Mark Chester, Product Development Specialist at the Centre for Digital Innovation, PrintCity at Manchester Metropolitan University is encouraged by the announcement. PrintCity operates at the intersection between industry and education and works directly with businesses to help them leverage digital technologies, while creating a pipeline of talent equipped the necessary skills to fulfil those digital manufacturing roles.
"It’s wonderful to see a strategy around skills coming out so soon from the new Government," Chester said. "The joined up approach between central and local government, and key stakeholders is to be welcomed. I’m encouraged to see a pragmatic longer term approach being taken in decades rather than in election cycles. In recent weeks I have attended trade shows and conferences in the UK and the US as well as visiting some cutting-edge companies, additive manufacturing is seeing more and more adoption and these companies are looking for the kind of graduates that we have coming from our MSc course on Digital Design and Manufacturing at PrintCity at The Manchester Metropolitan University. A joined up skills strategy will benefit employers and employees and will drive economic growth."
Claire Scott, Technology Adoption Specialist at Made Smarter, which works closely with PrintCity to facilitate the link between businesses and digital skills, said equipping manufacturers with digital manufacturing skills, will be integral to the UK's growth.
"Technology is a tool and without the skills to utilise these tools manufacturing companies will struggle to adopt and fully see the advantages that they can bring to their business," Scott said. "In the past we have supported businesses through our long standing partnership with Print City at Manchester Metropolitan University to develop a Fast Track Additive Manufacturing course which provided Small & Medium Enterprise (SME) manufacturers with these much-needed skills. Equipping SME manufacturers with the skills needed to effectively use additive manufacturing, along with other industrial digital technologies, are a key part of the plan to ensure that UK manufacturing continue to grow and thrive."
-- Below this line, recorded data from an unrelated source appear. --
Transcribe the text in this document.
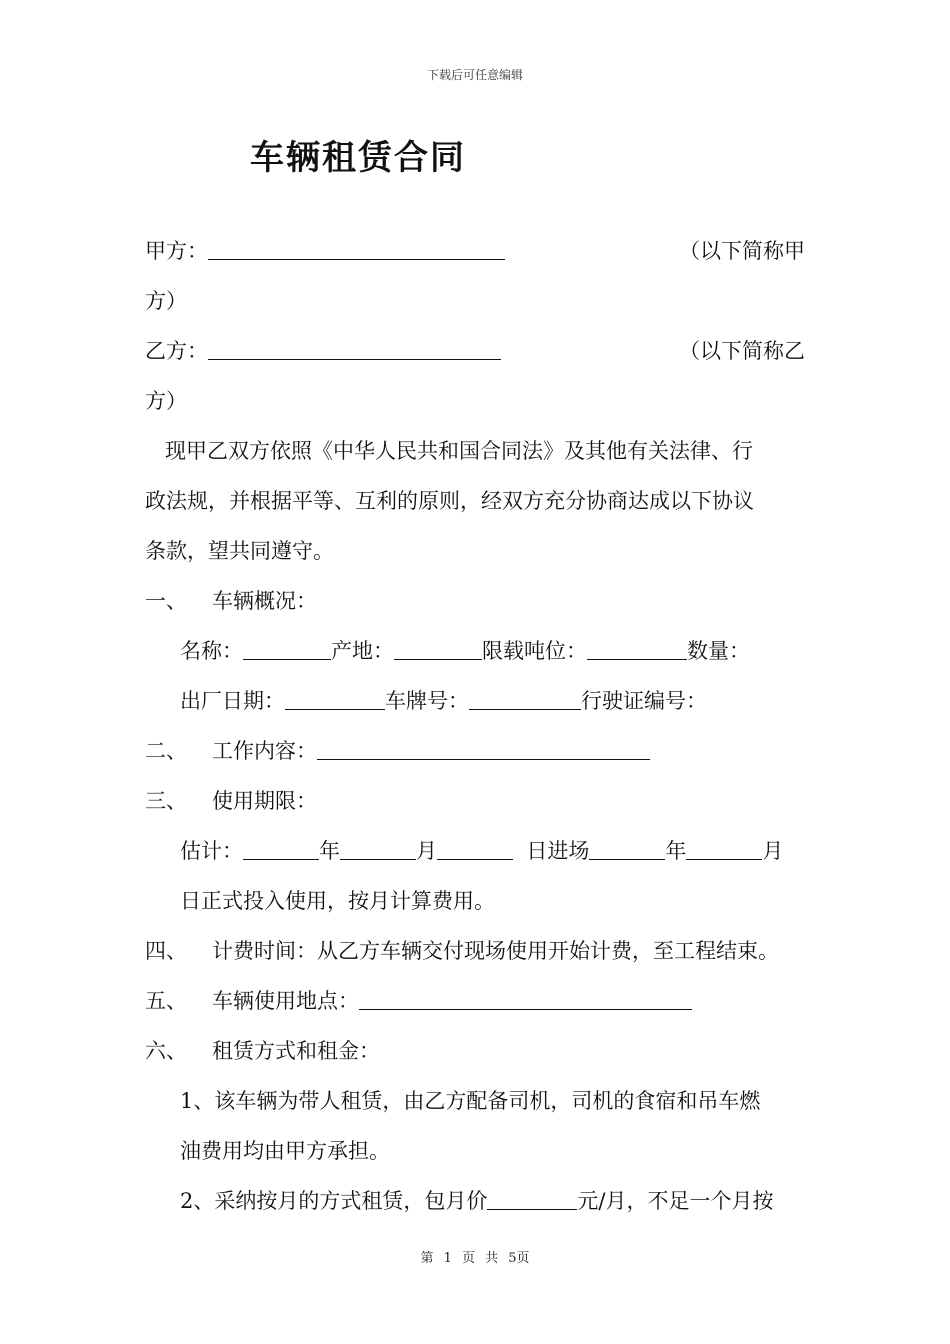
下载后可任意编辑
车辆租赁合同
甲方：	（以下简称甲
方）
乙方：	（以下简称乙
方）
现甲乙双方依照《中华人民共和国合同法》及其他有关法律、行
政法规，并根据平等、互利的原则，经双方充分协商达成以下协议
条款，望共同遵守。
一、 车辆概况：
名称：	产地：	限载吨位：	数量：
出厂日期：	车牌号：	行驶证编号：
二、 工作内容：
三、 使用期限：
估计：	年	月	日进场	年	月
日正式投入使用，按月计算费用。
四、 计费时间：从乙方车辆交付现场使用开始计费，至工程结束。
五、 车辆使用地点：
六、 租赁方式和租金：
1、该车辆为带人租赁，由乙方配备司机，司机的食宿和吊车燃
油费用均由甲方承担。
2、采纳按月的方式租赁，包月价	元/月，不足一个月按
第 1 页 共 5页
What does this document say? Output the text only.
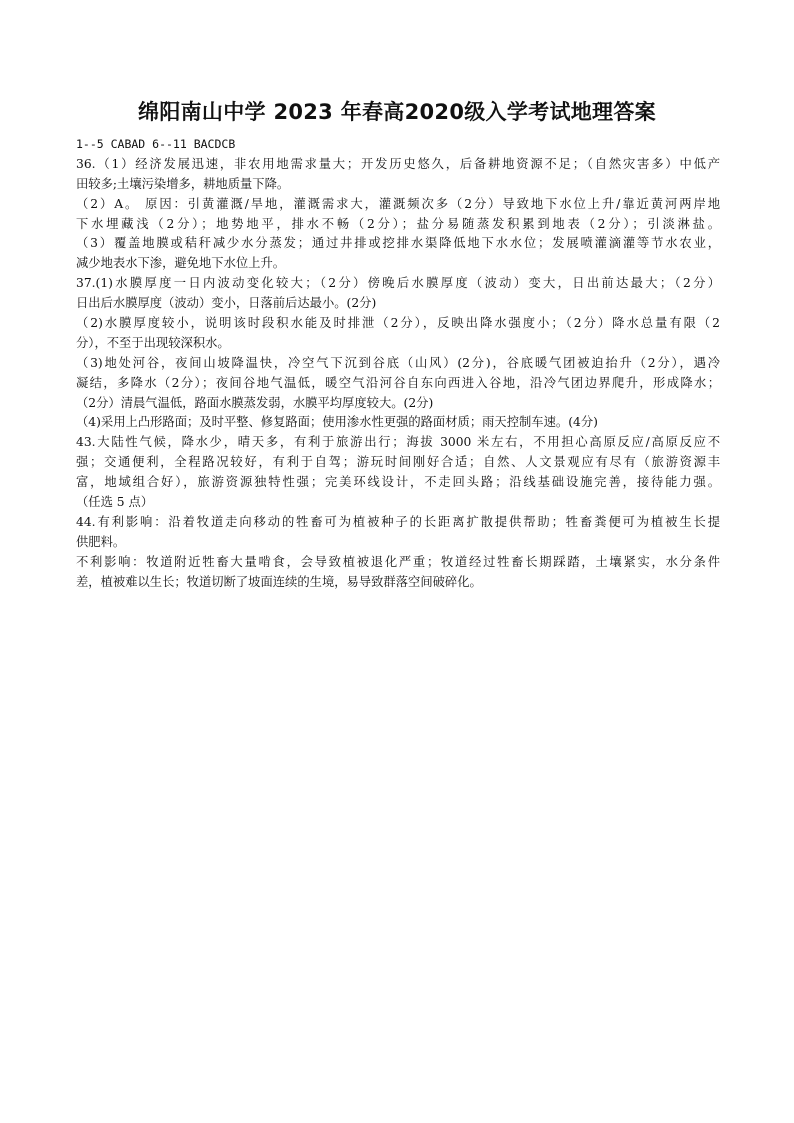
绵阳南山中学 2023 年春高2020级入学考试地理答案
1--5 CABAD 6--11 BACDCB
36.（1）经济发展迅速，非农用地需求量大；开发历史悠久，后备耕地资源不足；（自然灾害多）中低产
田较多;土壤污染增多，耕地质量下降。
（2）A。 原因：引黄灌溉/旱地，灌溉需求大，灌溉频次多（2分）导致地下水位上升/靠近黄河两岸地
下水埋藏浅（2分）；地势地平，排水不畅（2分）；盐分易随蒸发积累到地表（2分）；引淡淋盐。
（3）覆盖地膜或秸秆减少水分蒸发；通过井排或挖排水渠降低地下水水位；发展喷灌滴灌等节水农业，
减少地表水下渗，避免地下水位上升。
37.(1)水膜厚度一日内波动变化较大；（2分）傍晚后水膜厚度（波动）变大，日出前达最大；（2分）
日出后水膜厚度（波动）变小，日落前后达最小。(2分)
（2)水膜厚度较小，说明该时段积水能及时排泄（2分），反映出降水强度小；（2分）降水总量有限（2
分），不至于出现较深积水。
（3)地处河谷，夜间山坡降温快，冷空气下沉到谷底（山风）(2分)，谷底暖气团被迫抬升（2分），遇冷
凝结，多降水（2分）；夜间谷地气温低，暖空气沿河谷自东向西进入谷地，沿冷气团边界爬升，形成降水；
（2分）清晨气温低，路面水膜蒸发弱，水膜平均厚度较大。(2分)
（4)采用上凸形路面；及时平整、修复路面；使用渗水性更强的路面材质；雨天控制车速。(4分)
43.大陆性气候，降水少，晴天多，有利于旅游出行；海拔 3000 米左右，不用担心高原反应/高原反应不
强；交通便利，全程路况较好，有利于自驾；游玩时间刚好合适；自然、人文景观应有尽有（旅游资源丰
富，地域组合好），旅游资源独特性强；完美环线设计，不走回头路；沿线基础设施完善，接待能力强。
（任选 5 点）
44.有利影响：沿着牧道走向移动的牲畜可为植被种子的长距离扩散提供帮助；牲畜粪便可为植被生长提
供肥料。
不利影响：牧道附近牲畜大量啃食，会导致植被退化严重；牧道经过牲畜长期踩踏，土壤紧实，水分条件
差，植被难以生长；牧道切断了坡面连续的生境，易导致群落空间破碎化。
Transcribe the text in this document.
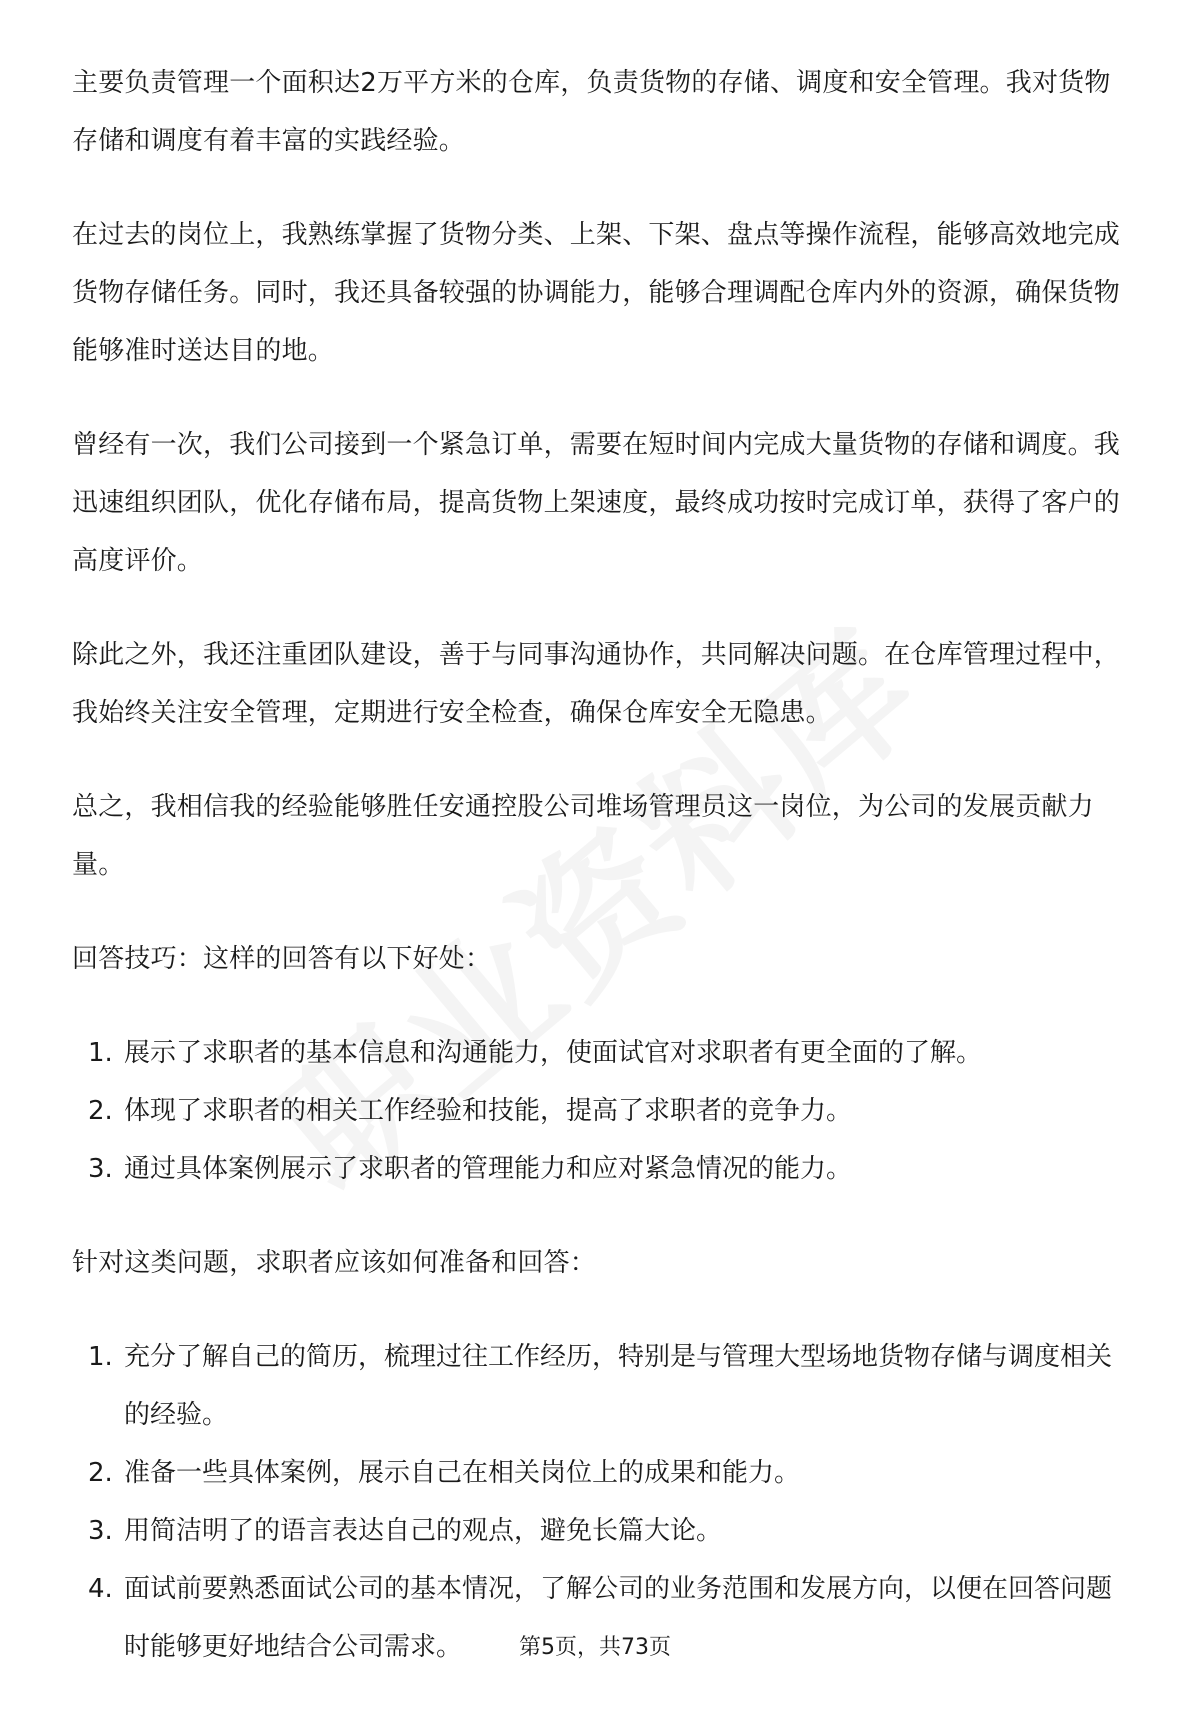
主要负责管理一个面积达2万平方米的仓库，负责货物的存储、调度和安全管理。我对货物存储和调度有着丰富的实践经验。

在过去的岗位上，我熟练掌握了货物分类、上架、下架、盘点等操作流程，能够高效地完成货物存储任务。同时，我还具备较强的协调能力，能够合理调配仓库内外的资源，确保货物能够准时送达目的地。

曾经有一次，我们公司接到一个紧急订单，需要在短时间内完成大量货物的存储和调度。我迅速组织团队，优化存储布局，提高货物上架速度，最终成功按时完成订单，获得了客户的高度评价。

除此之外，我还注重团队建设，善于与同事沟通协作，共同解决问题。在仓库管理过程中，我始终关注安全管理，定期进行安全检查，确保仓库安全无隐患。

总之，我相信我的经验能够胜任安通控股公司堆场管理员这一岗位，为公司的发展贡献力量。

回答技巧：这样的回答有以下好处：

1. 展示了求职者的基本信息和沟通能力，使面试官对求职者有更全面的了解。
2. 体现了求职者的相关工作经验和技能，提高了求职者的竞争力。
3. 通过具体案例展示了求职者的管理能力和应对紧急情况的能力。

针对这类问题，求职者应该如何准备和回答：

1. 充分了解自己的简历，梳理过往工作经历，特别是与管理大型场地货物存储与调度相关的经验。
2. 准备一些具体案例，展示自己在相关岗位上的成果和能力。
3. 用简洁明了的语言表达自己的观点，避免长篇大论。
4. 面试前要熟悉面试公司的基本情况，了解公司的业务范围和发展方向，以便在回答问题时能够更好地结合公司需求。	第5页，共73页
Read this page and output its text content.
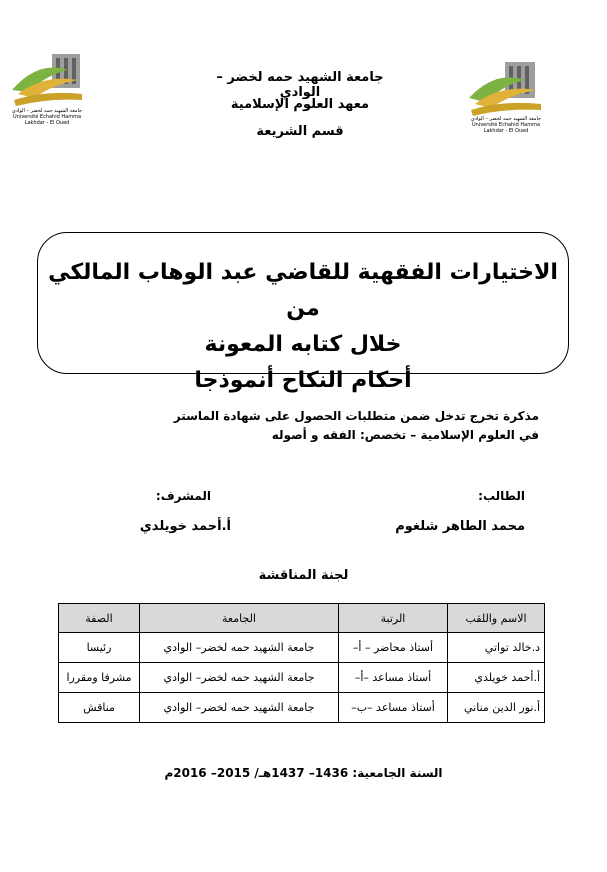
جامعة الشهيد حمه لخضر – الوادي
معهد العلوم الإسلامية
قسم الشريعة
جامعة الشهيد حمه لخضر – الوادي
Université Echahid Hamma Lakhdar - El Oued
جامعة الشهيد حمه لخضر – الوادي
Université Echahid Hamma Lakhdar - El Oued
الاختيارات الفقهية للقاضي عبد الوهاب المالكي من
خلال كتابه المعونة
أحكام النكاح أنموذجا
مذكرة تخرج تدخل ضمن متطلبات الحصول على شهادة الماستر
في العلوم الإسلامية – تخصص: الفقه و أصوله
الطالب:
المشرف:
محمد الطاهر شلغوم
أ.أحمد خويلدي
لجنة المناقشة
الاسم واللقب	الرتبة	الجامعة	الصفة
د.خالد تواتي	أستاذ محاضر – أ–	جامعة الشهيد حمه لخضر– الوادي	رئيسا
أ.أحمد خويلدي	أستاذ مساعد –أ–	جامعة الشهيد حمه لخضر– الوادي	مشرفا ومقررا
أ.نور الدين مناني	أستاذ مساعد –ب–	جامعة الشهيد حمه لخضر– الوادي	مناقش
السنة الجامعية: 1436– 1437هـ/ 2015– 2016م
Paul Holt, owner Managing Director at Photocentric, a Peterborough-based 3D printing company, believes "additive manufacturing must be at the heart of Industry 4.0". The company's own LCD technology is based on an invention funded by Innovate UK more than a decade ago, which Holt says has the potential to "free the UK from supply chain risk" and "reduce carbon by over 50%" when paired with recent developments in automation. Though, Holt argues, in order to fully leverage AM's promise, the UK needs to "train students with design for additive manufacturing skills now." The company's New Business Director, Sally Tipping agrees it all starts with design and materials, but it's also about understanding how the technology can be used to support local manufacturing, speed to market, de-risking of new product launches and improve product performance. That education applies across the whole value chain.
Daniel Johns, CEO at 3T Additive Manufacturing, a UK-based provider of production metal additive manufacturing solutions, believes a lot of the skills needed for AM are already being taught at UK universities. Instead, Johns suggest initiatives like this should be focused on addressing where the challenges are across programmes that feed directly into industry, like apprenticeships.
"The skills gap for industrial AM isn’t in Higher Education, since we already teach the relevant skills like manufacturing engineering, process control and mechanical design. The gap is in Further Education and the apprenticeships that feed industry with skilled technicians and operators. However, in order to train apprentices on equipment, the colleges need to afford the industrial AM equipment, but they can’t. We also don’t have a critical mass of AM industry jobs to argue that we need dedicated AM apprenticeships, so until we do, industry will continue to provide on-the-job training."